The city has done a great job in being transparent and acknowledging the past. Holes in the sides of buildings that used to hold Nazi propaganda signs are purposely filled with cement that is distinctly a differently color than the surrounding bricks. Bullet holes in government buildings are left untouched.
After the tour I joined my guide and another couple to a local beer garden. Bavaria at it’s finest.
On my third full day I visited the concentration camp memorial known as Dachau, a train and a bus ride outside of the Munich city limits. I forgot my camera again, but that doesn’t mean my mental images will ever fade. It nauseated me, which is the least of what I could have felt going into a place like that. I learned of the daily roll calls, the murder, the torture, and the deliberate, systematic psychological breakdown enforced on the victims by the Nazis. Each person’s humanity was stripped of them and replaced by a number and a symbol. I can’t really describe the unique feeling of heavy tension that was in my chest, so I’ll just leave it up to you to if you’d like to do your own research. To say the very least, I was moved.
I would consider myself patriotic. I love America, and no matter what your political beliefs, you should too.
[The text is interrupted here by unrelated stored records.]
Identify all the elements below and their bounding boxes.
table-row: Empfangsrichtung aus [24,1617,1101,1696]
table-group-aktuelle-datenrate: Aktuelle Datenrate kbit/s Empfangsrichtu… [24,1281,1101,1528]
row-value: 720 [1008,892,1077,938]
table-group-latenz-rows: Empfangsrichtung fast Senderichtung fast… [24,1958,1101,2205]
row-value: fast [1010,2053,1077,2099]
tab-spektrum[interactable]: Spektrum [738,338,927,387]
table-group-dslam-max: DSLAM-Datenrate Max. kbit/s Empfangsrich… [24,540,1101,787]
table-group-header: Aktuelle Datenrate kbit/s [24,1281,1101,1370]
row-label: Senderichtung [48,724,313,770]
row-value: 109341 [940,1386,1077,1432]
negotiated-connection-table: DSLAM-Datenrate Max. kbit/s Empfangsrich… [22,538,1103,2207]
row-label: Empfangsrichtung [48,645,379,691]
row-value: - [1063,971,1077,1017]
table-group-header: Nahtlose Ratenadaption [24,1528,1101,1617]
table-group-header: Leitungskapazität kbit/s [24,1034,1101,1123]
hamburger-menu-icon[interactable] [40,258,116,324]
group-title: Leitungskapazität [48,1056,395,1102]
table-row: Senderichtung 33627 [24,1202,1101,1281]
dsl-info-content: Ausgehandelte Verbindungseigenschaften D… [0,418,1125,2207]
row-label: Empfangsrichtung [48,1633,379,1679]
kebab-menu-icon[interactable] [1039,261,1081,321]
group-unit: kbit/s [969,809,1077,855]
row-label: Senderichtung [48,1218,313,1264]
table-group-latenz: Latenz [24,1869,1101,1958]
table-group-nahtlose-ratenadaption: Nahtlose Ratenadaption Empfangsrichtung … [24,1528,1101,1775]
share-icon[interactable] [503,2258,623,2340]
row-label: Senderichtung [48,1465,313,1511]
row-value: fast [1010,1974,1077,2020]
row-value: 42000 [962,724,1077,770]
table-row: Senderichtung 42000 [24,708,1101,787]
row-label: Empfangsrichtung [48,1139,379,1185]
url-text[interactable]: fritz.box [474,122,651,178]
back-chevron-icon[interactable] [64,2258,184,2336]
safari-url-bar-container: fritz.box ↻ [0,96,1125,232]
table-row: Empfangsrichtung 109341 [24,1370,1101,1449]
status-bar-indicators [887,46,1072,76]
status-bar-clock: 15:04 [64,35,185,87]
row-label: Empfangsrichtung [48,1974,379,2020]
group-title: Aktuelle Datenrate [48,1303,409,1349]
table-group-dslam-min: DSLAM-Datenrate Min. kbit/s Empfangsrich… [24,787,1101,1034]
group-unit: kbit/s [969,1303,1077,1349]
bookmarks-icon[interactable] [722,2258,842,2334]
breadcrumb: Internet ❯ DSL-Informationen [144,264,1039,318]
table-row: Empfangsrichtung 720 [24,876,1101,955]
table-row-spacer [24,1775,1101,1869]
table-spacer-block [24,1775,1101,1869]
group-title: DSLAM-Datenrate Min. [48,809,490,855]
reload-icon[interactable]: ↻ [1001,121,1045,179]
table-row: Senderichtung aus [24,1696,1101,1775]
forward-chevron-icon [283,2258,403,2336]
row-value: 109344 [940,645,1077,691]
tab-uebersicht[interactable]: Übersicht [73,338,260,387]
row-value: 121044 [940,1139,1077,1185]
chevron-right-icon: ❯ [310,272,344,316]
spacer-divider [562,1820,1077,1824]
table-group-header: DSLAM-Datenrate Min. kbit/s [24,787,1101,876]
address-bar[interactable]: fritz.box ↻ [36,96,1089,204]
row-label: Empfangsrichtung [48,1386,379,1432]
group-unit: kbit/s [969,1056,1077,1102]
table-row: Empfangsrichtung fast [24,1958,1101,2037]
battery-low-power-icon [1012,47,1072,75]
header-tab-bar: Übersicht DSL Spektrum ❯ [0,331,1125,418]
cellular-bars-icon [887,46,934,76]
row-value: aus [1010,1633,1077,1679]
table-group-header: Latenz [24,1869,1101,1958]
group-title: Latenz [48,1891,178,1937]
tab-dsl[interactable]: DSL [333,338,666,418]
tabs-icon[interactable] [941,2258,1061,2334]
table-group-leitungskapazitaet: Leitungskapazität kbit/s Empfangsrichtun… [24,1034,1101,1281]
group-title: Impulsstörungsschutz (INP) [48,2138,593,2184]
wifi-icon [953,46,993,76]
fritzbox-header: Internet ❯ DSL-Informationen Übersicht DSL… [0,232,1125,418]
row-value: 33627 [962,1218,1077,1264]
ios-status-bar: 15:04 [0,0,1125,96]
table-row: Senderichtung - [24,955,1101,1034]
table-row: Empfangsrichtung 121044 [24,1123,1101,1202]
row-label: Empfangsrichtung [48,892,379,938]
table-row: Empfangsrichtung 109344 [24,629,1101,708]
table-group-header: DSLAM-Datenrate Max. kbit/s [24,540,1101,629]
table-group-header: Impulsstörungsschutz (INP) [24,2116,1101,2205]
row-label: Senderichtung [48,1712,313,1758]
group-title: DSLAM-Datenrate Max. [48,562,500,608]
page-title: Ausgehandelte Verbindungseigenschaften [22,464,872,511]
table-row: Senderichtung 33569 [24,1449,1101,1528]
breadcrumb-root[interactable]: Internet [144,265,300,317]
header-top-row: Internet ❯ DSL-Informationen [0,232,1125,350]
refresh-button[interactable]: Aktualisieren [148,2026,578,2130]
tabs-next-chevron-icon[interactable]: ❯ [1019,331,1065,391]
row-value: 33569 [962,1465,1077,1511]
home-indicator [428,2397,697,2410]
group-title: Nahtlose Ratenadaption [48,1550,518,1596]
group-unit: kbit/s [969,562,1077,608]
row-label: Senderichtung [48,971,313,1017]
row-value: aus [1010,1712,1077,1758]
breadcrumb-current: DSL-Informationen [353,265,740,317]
But my appreciation for the heroics of my country’s military were taken to a new level at Dachau. To learn about the Nazi Regime and the dehuminization of millions, and then see images of the Ally’s liberation efforts, would make the devil himself cry.
I capped my time in Munich with a tour of the four best beer gardens the city has to offer. I made some friends from all over the world and we shared many a’brew while I spent hours trying to distinguish the differences between Aussie, New Zealand and South African accents. To them it’s obvious. And they think the world “y’all” is hilarious. They also said they didn’t ride kangaroos to school, nor was Croc Wrestling a requirement for high school graduation. I was extremely disappointed.
Munich, I think you’re pretty swell.